In his post playing days Banks divided his time between the Cubs and his business affairs. He became a partner at the first Black owned Ford Dealership in the U.S. He worked in banking, insurance, and was an executive at a moving company. His investments paid off and he was worth an estimated $4 million when he retired.
But the Cubs were always closest to his heart. In 1984 when the Tribune Company bought the team from the Wrigley family, Banks had a desk in the Front Office and a title as a Vice President for Corporate Sales. The new management unceremoniously dumped him, which was the most disappointing, even heartbreaking moment in his life. When fan reaction was uniform outrage, the company charged that Banks had missed some important Sales meetings and anonymously leaked comments to the press likening him to “your crazy uncle at Thanksgiving.” That went over worse. Within a couple of years the team kissed and made up. Although Banks was never again given a front office job, he was employed as a team ambassador.
Bank's Baseball Hall of Fame plaque.
After retirement honors just kept piling up. In 1977 he was elected to the Hall of Fame in his first year of eligibility. In 1982 the Cubs retired his number 14, the first player so honored, and flew a flag with the number from the left field fowl poll. It was five years before another player was so honored. In 1999 he was named to the Major League Baseball All-Century Team and the Society for American Baseball Research listed him 27th on a list of the 100 greatest baseball players. In 2008 Banks became the first Cub player to be honored with a statue outside Wrigley Field.
In 2009 Banks was named a Library of Congress Living Legend, an award in recognition of those “who have made significant contributions to America’s diverse cultural, scientific and social heritage.” On August 8, 2014 President Barack Obama draped the Presidential Medal of Freedom around Banks’ neck in a ceremony that also honored former President Bill Clinton, Oprah Winfrey and 13 others. Characteristically, Banks responded with a generous gesture that surprised and touched everyone. He presented the President with a bat given to him by Jackie Robinson, Obama’s treasured boyhood hero.

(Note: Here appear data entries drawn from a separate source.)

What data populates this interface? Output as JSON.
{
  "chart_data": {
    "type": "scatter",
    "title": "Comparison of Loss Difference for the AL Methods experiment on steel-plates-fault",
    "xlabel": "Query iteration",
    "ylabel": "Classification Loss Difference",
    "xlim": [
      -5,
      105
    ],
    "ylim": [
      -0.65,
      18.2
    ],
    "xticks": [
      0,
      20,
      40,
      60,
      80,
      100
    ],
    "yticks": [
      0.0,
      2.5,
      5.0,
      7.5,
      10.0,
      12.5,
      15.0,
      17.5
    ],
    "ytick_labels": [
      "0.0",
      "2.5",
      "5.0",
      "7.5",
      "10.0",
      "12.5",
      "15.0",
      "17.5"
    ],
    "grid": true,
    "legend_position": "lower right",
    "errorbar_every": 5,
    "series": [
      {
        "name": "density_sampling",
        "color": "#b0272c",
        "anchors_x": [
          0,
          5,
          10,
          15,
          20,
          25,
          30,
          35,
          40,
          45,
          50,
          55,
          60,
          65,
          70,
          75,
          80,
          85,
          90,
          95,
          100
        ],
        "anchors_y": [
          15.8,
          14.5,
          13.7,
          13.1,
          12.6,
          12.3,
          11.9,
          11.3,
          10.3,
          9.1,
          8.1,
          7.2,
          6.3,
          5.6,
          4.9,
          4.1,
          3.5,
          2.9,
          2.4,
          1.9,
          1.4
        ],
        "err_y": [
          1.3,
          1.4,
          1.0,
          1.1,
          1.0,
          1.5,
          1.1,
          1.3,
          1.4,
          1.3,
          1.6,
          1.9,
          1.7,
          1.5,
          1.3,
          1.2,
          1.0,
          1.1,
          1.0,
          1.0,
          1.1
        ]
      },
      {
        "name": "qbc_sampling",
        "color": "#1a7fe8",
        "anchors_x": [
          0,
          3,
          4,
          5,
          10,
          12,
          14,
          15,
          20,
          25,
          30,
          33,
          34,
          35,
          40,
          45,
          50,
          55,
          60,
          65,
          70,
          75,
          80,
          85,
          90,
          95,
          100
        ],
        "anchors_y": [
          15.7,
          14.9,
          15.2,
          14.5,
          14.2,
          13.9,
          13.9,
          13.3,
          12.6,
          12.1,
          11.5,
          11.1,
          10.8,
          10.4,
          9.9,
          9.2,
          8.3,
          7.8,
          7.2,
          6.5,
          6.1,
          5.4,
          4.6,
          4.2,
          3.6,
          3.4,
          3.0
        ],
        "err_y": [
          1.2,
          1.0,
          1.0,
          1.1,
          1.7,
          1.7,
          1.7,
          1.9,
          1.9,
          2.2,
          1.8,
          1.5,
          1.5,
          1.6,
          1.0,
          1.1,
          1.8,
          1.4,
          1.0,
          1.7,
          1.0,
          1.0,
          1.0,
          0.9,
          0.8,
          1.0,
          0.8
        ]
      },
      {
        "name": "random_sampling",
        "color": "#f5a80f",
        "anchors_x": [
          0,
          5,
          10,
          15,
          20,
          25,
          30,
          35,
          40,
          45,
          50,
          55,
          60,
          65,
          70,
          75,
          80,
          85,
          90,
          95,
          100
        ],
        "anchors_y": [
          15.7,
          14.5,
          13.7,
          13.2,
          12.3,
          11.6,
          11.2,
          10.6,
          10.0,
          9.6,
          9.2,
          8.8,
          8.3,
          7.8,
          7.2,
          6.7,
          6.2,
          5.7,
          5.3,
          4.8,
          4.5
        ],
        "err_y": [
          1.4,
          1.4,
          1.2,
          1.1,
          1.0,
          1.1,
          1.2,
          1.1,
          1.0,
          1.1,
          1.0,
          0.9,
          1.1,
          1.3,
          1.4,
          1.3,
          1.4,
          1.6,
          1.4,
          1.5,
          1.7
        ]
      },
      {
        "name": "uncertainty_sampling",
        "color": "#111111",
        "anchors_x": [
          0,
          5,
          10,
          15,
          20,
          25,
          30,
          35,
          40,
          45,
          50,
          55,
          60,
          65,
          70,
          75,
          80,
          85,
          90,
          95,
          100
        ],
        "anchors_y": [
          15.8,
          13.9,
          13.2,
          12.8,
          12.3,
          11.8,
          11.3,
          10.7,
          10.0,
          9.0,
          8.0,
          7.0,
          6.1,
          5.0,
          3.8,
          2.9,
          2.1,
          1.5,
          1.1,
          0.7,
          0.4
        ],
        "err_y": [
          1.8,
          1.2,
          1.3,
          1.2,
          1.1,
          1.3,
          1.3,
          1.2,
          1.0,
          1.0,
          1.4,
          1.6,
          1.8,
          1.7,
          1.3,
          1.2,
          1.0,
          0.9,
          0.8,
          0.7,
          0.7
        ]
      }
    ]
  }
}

Experts speculated that a bat of that provenance—Robinson, Banks, to Obama—instantly became probably the most valuable piece of baseball memorabilia in history.
All of these awards and honors paled against the love and affection felt for Mr. Cub by former teammates and fans alike. When word of his death spread, fans flocked to Wrigley Field which was blocked by chain link fence for reconstruction, leaving flowers, candles, baseball cards, and other tributes in heaps and piles against the fence. The Cubs had Bank’s statue, which had been removed during construction for repainting and restoration, moved to Daily Plaza where more came to pay their respects.
Posing with Mr. Cub at Wrigley Field.
The public funeral was at Chicago’s history Fourth Presbyterian Church. A memorial service was broadcast live on WGN-TV and a processional carried Ernie for the last time past Wrigley Field.